Let us now look at some numbers. To ask the families of a nation to save 30% for their income is to ask them to live on 70% of their annual revenue which is the most they will do on a sustained basis. If they hand you their savings to invest year after year, you can grow the economy of the country by 10% a year. Repeat this performance seven years in a row and you will double the size of your national economy therefore double the per capita income.

This is impressive but if a Third World nation starts an industrialization program when it is at one twentieth the per capita income of the West, it will take it more than 30 years to catch up with the West. However, the West will not stand still and will most likely grow at the moderate rate of 4% a year if only to help the Third World realize its own 10% growth. In this case, it will take the developing nation more than 50 years to catch up with the West and that is equal to two generations already.

But this is not all because in that context, catch up means to catch up with the level of industrial production that exists in the West. It means having a number of machine operators working on the assembly line comparable to the numbers in the West. What is not taken into account is the fact that the assembly line is made of machines which are produced by journeymen, technicians and engineers with levels of education, skills and experience that are higher than those of the machine operators. As a developing nation you will need another two generations or more to educate and train a pool of these people large enough to run your industrial establishment.

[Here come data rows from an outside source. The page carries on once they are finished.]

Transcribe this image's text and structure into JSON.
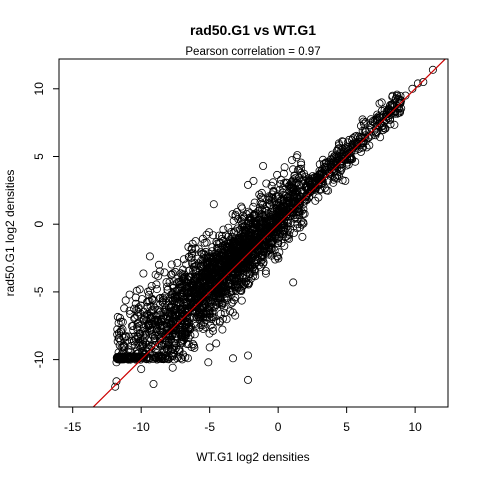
{
  "chart_data": {
    "type": "scatter",
    "title": "rad50.G1 vs WT.G1",
    "subtitle": "Pearson correlation =  0.97",
    "xlabel": "WT.G1 log2 densities",
    "ylabel": "rad50.G1 log2 densities",
    "xlim": [
      -16,
      12.4
    ],
    "ylim": [
      -13.5,
      12.2
    ],
    "x_ticks": [
      -15,
      -10,
      -5,
      0,
      5,
      10
    ],
    "y_ticks": [
      -10,
      -5,
      0,
      5,
      10
    ],
    "x_tick_labels": [
      "-15",
      "-10",
      "-5",
      "0",
      "5",
      "10"
    ],
    "y_tick_labels": [
      "-10",
      "-5",
      "0",
      "5",
      "10"
    ],
    "grid": false,
    "marker": "open-circle",
    "point_color": "#000000",
    "fit_line": {
      "slope": 1.0,
      "intercept": 0.0,
      "color": "#cc0000"
    },
    "series": [
      {
        "values": [
          {
            "x": 11.3,
            "y": 11.4
          },
          {
            "x": 10.6,
            "y": 10.5
          },
          {
            "x": 10.2,
            "y": 10.4
          },
          {
            "x": 9.8,
            "y": 10.0
          },
          {
            "x": 9.3,
            "y": 9.5
          },
          {
            "x": 8.9,
            "y": 8.9
          },
          {
            "x": 8.5,
            "y": 8.7
          },
          {
            "x": 8.1,
            "y": 8.3
          },
          {
            "x": 7.6,
            "y": 7.9
          },
          {
            "x": 7.2,
            "y": 7.6
          },
          {
            "x": 6.8,
            "y": 7.1
          },
          {
            "x": 6.4,
            "y": 6.9
          },
          {
            "x": 6.0,
            "y": 6.4
          },
          {
            "x": 5.7,
            "y": 6.0
          },
          {
            "x": 5.4,
            "y": 6.2
          },
          {
            "x": 5.0,
            "y": 5.5
          },
          {
            "x": 4.6,
            "y": 5.0
          },
          {
            "x": 4.3,
            "y": 4.9
          },
          {
            "x": 3.9,
            "y": 4.5
          },
          {
            "x": 3.5,
            "y": 4.2
          },
          {
            "x": 3.2,
            "y": 3.8
          },
          {
            "x": 2.8,
            "y": 3.5
          },
          {
            "x": 2.5,
            "y": 3.1
          },
          {
            "x": 2.1,
            "y": 2.7
          },
          {
            "x": 1.7,
            "y": 2.4
          },
          {
            "x": 1.4,
            "y": 2.0
          },
          {
            "x": 1.0,
            "y": 1.7
          },
          {
            "x": 0.6,
            "y": 1.3
          },
          {
            "x": 0.3,
            "y": 0.9
          },
          {
            "x": -0.1,
            "y": 0.6
          },
          {
            "x": 1.4,
            "y": 5.1
          },
          {
            "x": -1.8,
            "y": 3.2
          },
          {
            "x": -2.7,
            "y": 1.3
          },
          {
            "x": -3.0,
            "y": 0.9
          },
          {
            "x": -4.0,
            "y": -0.4
          },
          {
            "x": -5.8,
            "y": -1.8
          },
          {
            "x": -6.2,
            "y": -3.4
          },
          {
            "x": -7.0,
            "y": -4.2
          },
          {
            "x": -7.7,
            "y": -5.1
          },
          {
            "x": -8.4,
            "y": -5.6
          },
          {
            "x": -9.1,
            "y": -6.3
          },
          {
            "x": -9.8,
            "y": -7.0
          },
          {
            "x": -10.3,
            "y": -7.6
          },
          {
            "x": -10.9,
            "y": -8.3
          },
          {
            "x": -11.5,
            "y": -8.6
          },
          {
            "x": -11.0,
            "y": -9.7
          },
          {
            "x": -11.8,
            "y": -10.2
          },
          {
            "x": -11.8,
            "y": -11.6
          },
          {
            "x": -11.9,
            "y": -12.0
          },
          {
            "x": -10.0,
            "y": -10.7
          },
          {
            "x": -9.1,
            "y": -11.8
          },
          {
            "x": -7.7,
            "y": -10.6
          },
          {
            "x": -5.0,
            "y": -9.1
          },
          {
            "x": -5.1,
            "y": -10.2
          },
          {
            "x": -3.3,
            "y": -9.9
          },
          {
            "x": -2.2,
            "y": -9.7
          },
          {
            "x": -2.2,
            "y": -11.5
          },
          {
            "x": -8.7,
            "y": -3.0
          },
          {
            "x": -6.5,
            "y": -2.4
          },
          {
            "x": -4.8,
            "y": -1.7
          },
          {
            "x": -2.2,
            "y": 2.9
          },
          {
            "x": -1.1,
            "y": 4.3
          },
          {
            "x": 0.5,
            "y": 1.0
          },
          {
            "x": 1.1,
            "y": -4.3
          },
          {
            "x": 1.5,
            "y": 1.8
          },
          {
            "x": 4.9,
            "y": 3.2
          },
          {
            "x": 4.1,
            "y": 5.0
          },
          {
            "x": -0.6,
            "y": -2.1
          },
          {
            "x": -1.9,
            "y": -3.0
          },
          {
            "x": -3.9,
            "y": -4.6
          },
          {
            "x": -6.0,
            "y": -7.5
          },
          {
            "x": -8.0,
            "y": -8.7
          },
          {
            "x": -2.9,
            "y": -1.2
          },
          {
            "x": -0.9,
            "y": -0.4
          },
          {
            "x": 2.2,
            "y": 2.6
          }
        ]
      }
    ]
  }
}
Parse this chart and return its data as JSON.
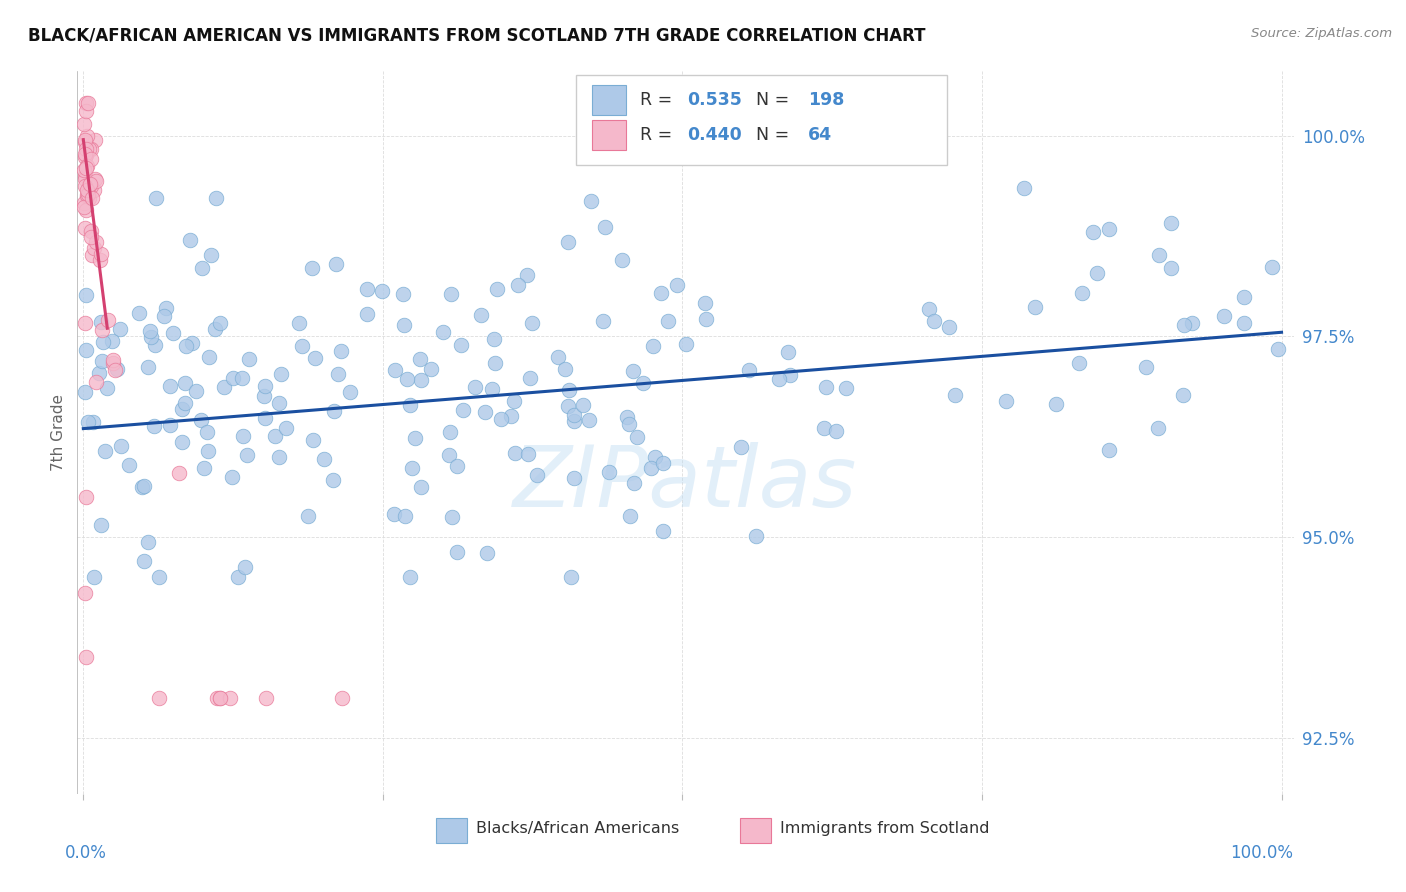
{
  "title": "BLACK/AFRICAN AMERICAN VS IMMIGRANTS FROM SCOTLAND 7TH GRADE CORRELATION CHART",
  "source": "Source: ZipAtlas.com",
  "ylabel": "7th Grade",
  "yticks": [
    0.925,
    0.95,
    0.975,
    1.0
  ],
  "ytick_labels": [
    "92.5%",
    "95.0%",
    "97.5%",
    "100.0%"
  ],
  "blue_color": "#aec9e8",
  "blue_edge_color": "#7aadd4",
  "pink_color": "#f5b8cb",
  "pink_edge_color": "#e87898",
  "line_color": "#1a4fa0",
  "pink_line_color": "#d44070",
  "legend_R1": "0.535",
  "legend_N1": "198",
  "legend_R2": "0.440",
  "legend_N2": "64",
  "label1": "Blacks/African Americans",
  "label2": "Immigrants from Scotland",
  "watermark": "ZIPatlas",
  "axis_label_color": "#4488cc",
  "title_color": "#111111",
  "background_color": "#ffffff",
  "ylim_low": 0.918,
  "ylim_high": 1.008,
  "xlim_low": -0.005,
  "xlim_high": 1.01
}
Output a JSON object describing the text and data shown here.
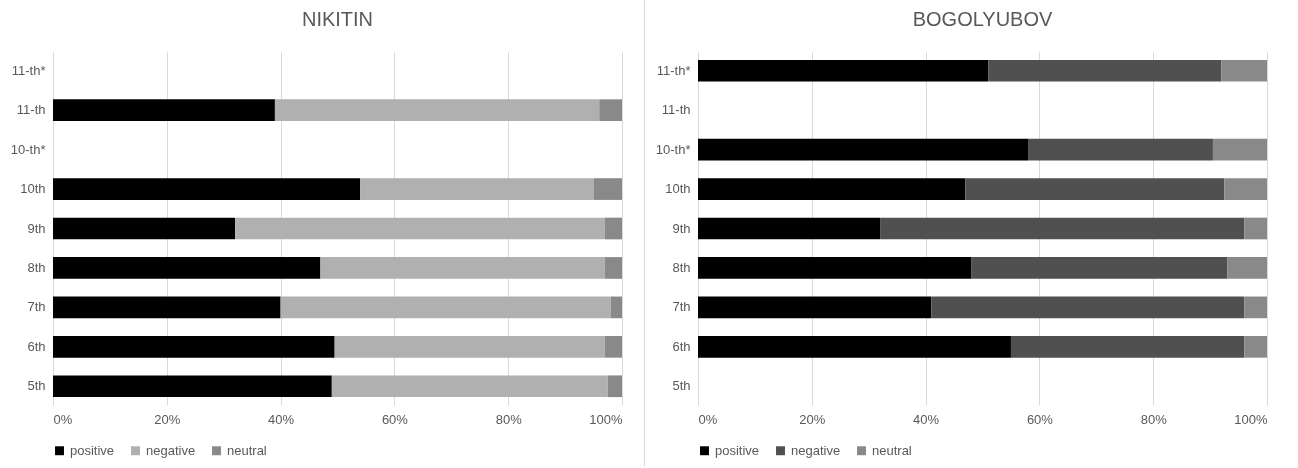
{
  "chart_data": [
    {
      "type": "bar",
      "orientation": "horizontal",
      "stacked": true,
      "title": "NIKITIN",
      "categories": [
        "11-th*",
        "11-th",
        "10-th*",
        "10th",
        "9th",
        "8th",
        "7th",
        "6th",
        "5th"
      ],
      "xlim": [
        0,
        100
      ],
      "xticks": [
        {
          "value": 0,
          "label": "0%"
        },
        {
          "value": 20,
          "label": "20%"
        },
        {
          "value": 40,
          "label": "40%"
        },
        {
          "value": 60,
          "label": "60%"
        },
        {
          "value": 80,
          "label": "80%"
        },
        {
          "value": 100,
          "label": "100%"
        }
      ],
      "grid": "x",
      "legend": "bottom",
      "series": [
        {
          "name": "positive",
          "color": "#000000",
          "values": [
            null,
            39,
            null,
            54,
            32,
            47,
            40,
            49.5,
            49
          ]
        },
        {
          "name": "negative",
          "color": "#b0b0b0",
          "values": [
            null,
            57,
            null,
            41,
            65,
            50,
            58,
            47.5,
            48.5
          ]
        },
        {
          "name": "neutral",
          "color": "#898989",
          "values": [
            null,
            4,
            null,
            5,
            3,
            3,
            2,
            3,
            2.5
          ]
        }
      ]
    },
    {
      "type": "bar",
      "orientation": "horizontal",
      "stacked": true,
      "title": "BOGOLYUBOV",
      "categories": [
        "11-th*",
        "11-th",
        "10-th*",
        "10th",
        "9th",
        "8th",
        "7th",
        "6th",
        "5th"
      ],
      "xlim": [
        0,
        100
      ],
      "xticks": [
        {
          "value": 0,
          "label": "0%"
        },
        {
          "value": 20,
          "label": "20%"
        },
        {
          "value": 40,
          "label": "40%"
        },
        {
          "value": 60,
          "label": "60%"
        },
        {
          "value": 80,
          "label": "80%"
        },
        {
          "value": 100,
          "label": "100%"
        }
      ],
      "grid": "x",
      "legend": "bottom",
      "series": [
        {
          "name": "positive",
          "color": "#000000",
          "values": [
            51,
            null,
            58,
            47,
            32,
            48,
            41,
            55,
            null
          ]
        },
        {
          "name": "negative",
          "color": "#505050",
          "values": [
            41,
            null,
            32.5,
            45.5,
            64,
            45,
            55,
            41,
            null
          ]
        },
        {
          "name": "neutral",
          "color": "#898989",
          "values": [
            8,
            null,
            9.5,
            7.5,
            4,
            7,
            4,
            4,
            null
          ]
        }
      ]
    }
  ]
}
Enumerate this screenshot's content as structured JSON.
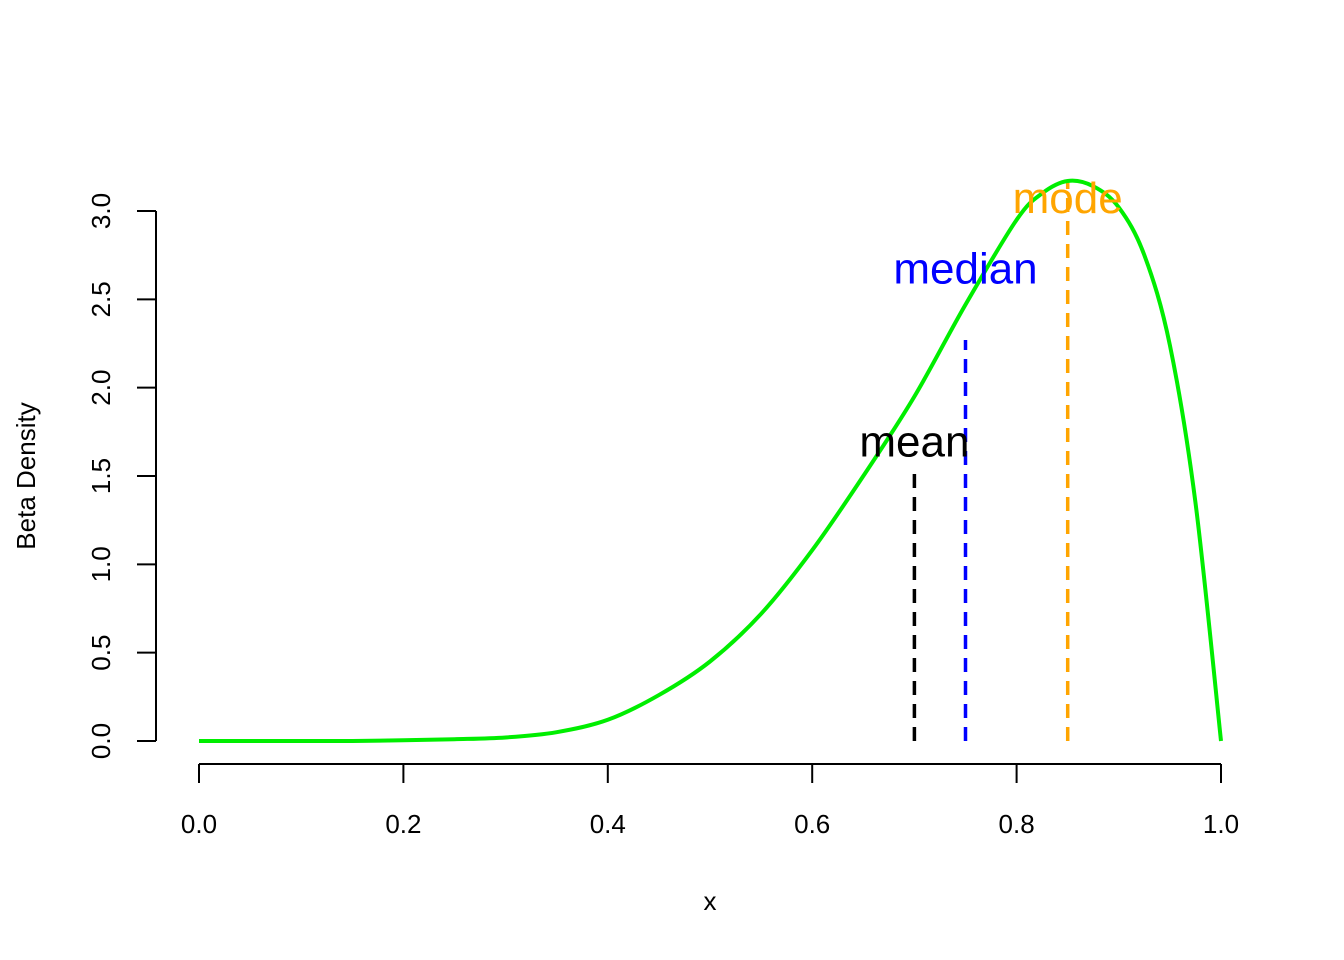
{
  "chart_data": {
    "type": "line",
    "title": "",
    "xlabel": "x",
    "ylabel": "Beta Density",
    "xlim": [
      0,
      1
    ],
    "ylim": [
      0,
      3.0
    ],
    "x_ticks": [
      0,
      0.2,
      0.4,
      0.6,
      0.8,
      1.0
    ],
    "x_tick_labels": [
      "0.0",
      "0.2",
      "0.4",
      "0.6",
      "0.8",
      "1.0"
    ],
    "y_ticks": [
      0,
      0.5,
      1.0,
      1.5,
      2.0,
      2.5,
      3.0
    ],
    "y_tick_labels": [
      "0.0",
      "0.5",
      "1.0",
      "1.5",
      "2.0",
      "2.5",
      "3.0"
    ],
    "grid": false,
    "series": [
      {
        "color": "#00ee00",
        "x": [
          0.0,
          0.05,
          0.1,
          0.15,
          0.2,
          0.25,
          0.3,
          0.35,
          0.4,
          0.45,
          0.5,
          0.55,
          0.6,
          0.65,
          0.7,
          0.75,
          0.8,
          0.825,
          0.85,
          0.875,
          0.9,
          0.925,
          0.95,
          0.975,
          1.0
        ],
        "y": [
          0.0,
          0.0,
          0.0,
          0.0,
          0.004,
          0.01,
          0.02,
          0.05,
          0.12,
          0.26,
          0.45,
          0.72,
          1.08,
          1.5,
          1.95,
          2.47,
          2.95,
          3.1,
          3.17,
          3.14,
          3.02,
          2.75,
          2.24,
          1.35,
          0.0
        ]
      }
    ],
    "vlines": [
      {
        "label": "mean",
        "x": 0.7,
        "ymax": 1.55,
        "color": "#000000",
        "label_y": 1.7
      },
      {
        "label": "median",
        "x": 0.75,
        "ymax": 2.27,
        "color": "#0000ff",
        "label_y": 2.68
      },
      {
        "label": "mode",
        "x": 0.85,
        "ymax": 3.17,
        "color": "#ffa500",
        "label_y": 3.08
      }
    ]
  }
}
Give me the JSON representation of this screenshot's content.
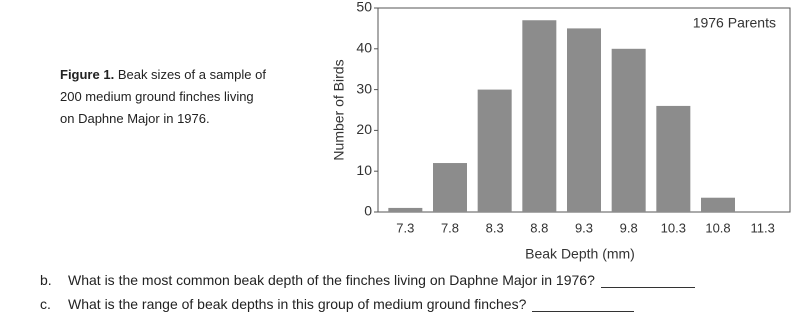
{
  "figure": {
    "label": "Figure 1.",
    "lines": [
      "Beak sizes of a sample of",
      "200 medium ground finches living",
      "on Daphne Major in 1976."
    ]
  },
  "chart_data": {
    "type": "bar",
    "annotation": "1976 Parents",
    "xlabel": "Beak Depth (mm)",
    "ylabel": "Number of Birds",
    "categories": [
      "7.3",
      "7.8",
      "8.3",
      "8.8",
      "9.3",
      "9.8",
      "10.3",
      "10.8",
      "11.3"
    ],
    "values": [
      1,
      12,
      30,
      47,
      45,
      40,
      26,
      3.5,
      0
    ],
    "color": "#8c8c8c",
    "ylim": [
      0,
      50
    ],
    "yticks": [
      0,
      10,
      20,
      30,
      40,
      50
    ]
  },
  "questions": [
    {
      "label": "b.",
      "text": "What is the most common beak depth of the finches living on Daphne Major in 1976?"
    },
    {
      "label": "c.",
      "text": "What is the range of beak depths in this group of medium ground finches?"
    }
  ]
}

And there is still more. There is a layer on top of all that called Research and Development. It is an activity done by a community of exceptional people called inventors, scientists and engineers, and they are found in the colleges, universities, institutes of higher learning, research labs as well as their own garages, study rooms and basements where they think and where they tinker. These people invent new products and they design the machines that produce those new products. Here too, you will need a generation or more to develop such a community, and a few more generations after that to see it attain a world class status. Finally, this is what a country like Iran must develop before it can build a fighting machine that will defy the West and not look pathetic.

What this boils down to is that the 200 years head start the West has had over the World is not going to be filled overnight by a Third World nation anytime soon. It is therefore insulting to our intelligence for someone to pull the ghost of Germany out of the past and say that Iran will have the wherewithal to conquer the World in a few years time.

A Zionist speechwriter may impress the President of the United States by inserting such nonsense in his speech but there are nearly seven billion people on this planet who are smart enough to dismiss the claim off hand. Whatever their form of government, these people can take comfort in the knowledge that they have not sunk to a level where their President would stand in front of the legislature and shamelessly puke the garbage that an imported Zionist riffraff has inserted in his speech.

No doctrine of theirs is ever going to be formulated in this manner and this is why no children of theirs will be sent to die thousands of miles away, taking the treasury of the nation with them, so that a foreign speechwriter may write a book afterward and brag about putting words in the mouth of their President. In this sense these seemingly backward people remain light years ahead of the United States of America, democracy or no stupid democracy.